Asterisco bocciato a metà

Il politicamente corretto ha diffuso ormai da qualche anno il simbolo dell’asterisco, che va ad elidere le lettere indicati il genere grammaticale maschile e femminile (o/i e a/e), come simbolo inclusivo del genere maschile e femminile, adatto quindi anche per le persone cosiddette “non binarie”, ossia persone che non si riconoscono né nel sesso maschile né in quello femminile.

Il parere dell’Accademia della Crusca sull’asterisco è il seguente: “se consideriamo che l’uso grafico dell’asterisco si concentra in comunicazioni scritte o trasmesse che sono destinate unicamente alla lettura silenziosa e che hanno carattere privato, professionale o sindacale all’interno di gruppi omogenei (spesso anche sul piano ideologico), in tali àmbiti (in cui sono presenti abbreviazioni convenzionali come sg., pagg., f.to, estranee all’uso comune) può essere considerato una semplice alternativa alla sbarretta sopra ricordata, rispetto alla quale presenterebbe il vantaggio di includere anche le persone non binarie. L’asterisco non è invece utilizzabile, a nostro parere, in testi di legge, avvisi o comunicazioni pubbliche, dove potrebbe causare sconcerto e incomprensione in molte fasce di utenti, né, tanto meno, in testi che prevedono una lettura ad alta voce”.

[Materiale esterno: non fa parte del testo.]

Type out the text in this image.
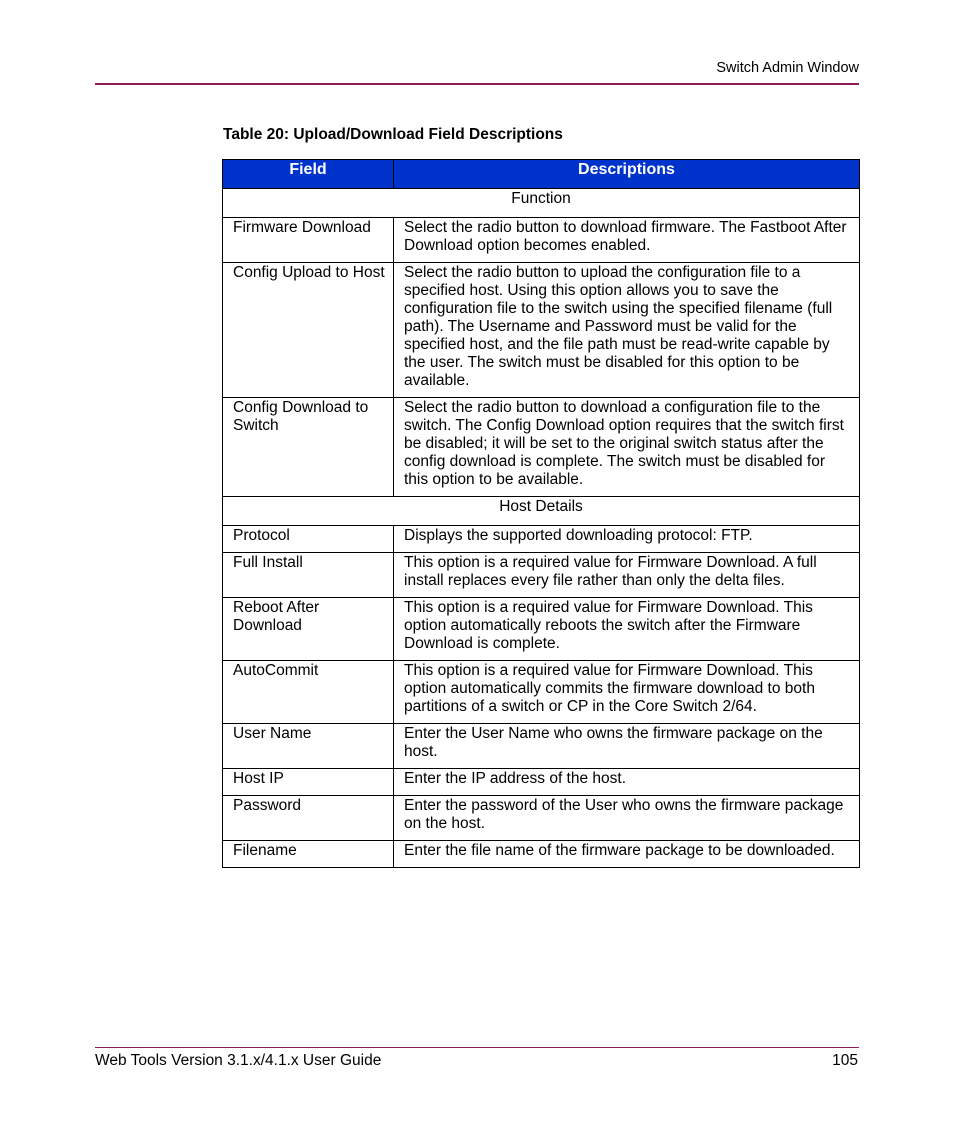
Switch Admin Window
Table 20: Upload/Download Field Descriptions
Field	Descriptions
Function	
Firmware Download	Select the radio button to download firmware. The Fastboot After Download option becomes enabled.
Config Upload to Host	Select the radio button to upload the configuration file to a specified host. Using this option allows you to save the configuration file to the switch using the specified filename (full path). The Username and Password must be valid for the specified host, and the file path must be read-write capable by the user. The switch must be disabled for this option to be available.
Config Download to Switch	Select the radio button to download a configuration file to the switch. The Config Download option requires that the switch first be disabled; it will be set to the original switch status after the config download is complete. The switch must be disabled for this option to be available.
Host Details	
Protocol	Displays the supported downloading protocol: FTP.
Full Install	This option is a required value for Firmware Download. A full install replaces every file rather than only the delta files.
Reboot After Download	This option is a required value for Firmware Download. This option automatically reboots the switch after the Firmware Download is complete.
AutoCommit	This option is a required value for Firmware Download. This option automatically commits the firmware download to both partitions of a switch or CP in the Core Switch 2/64.
User Name	Enter the User Name who owns the firmware package on the host.
Host IP	Enter the IP address of the host.
Password	Enter the password of the User who owns the firmware package on the host.
Filename	Enter the file name of the firmware package to be downloaded.
Web Tools Version 3.1.x/4.1.x User Guide	105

In breve il rifiuto parziale da parte dell’Accademia è motivato solo  da elementi di carattere pragmatico, non per motivi di carattere filosofico che dovrebbero comunque guidare i giudizi dell’Accademia: se l’asterisco, qualora entrasse nell’uso comune, potrebbe legittimamente essere usato per indicare i maschi e le femmine, tale uso in relazione alle persone non binarie dovrebbe invece essere contrastato perché una persona non dovrebbe che percepirsi come maschio o femmina.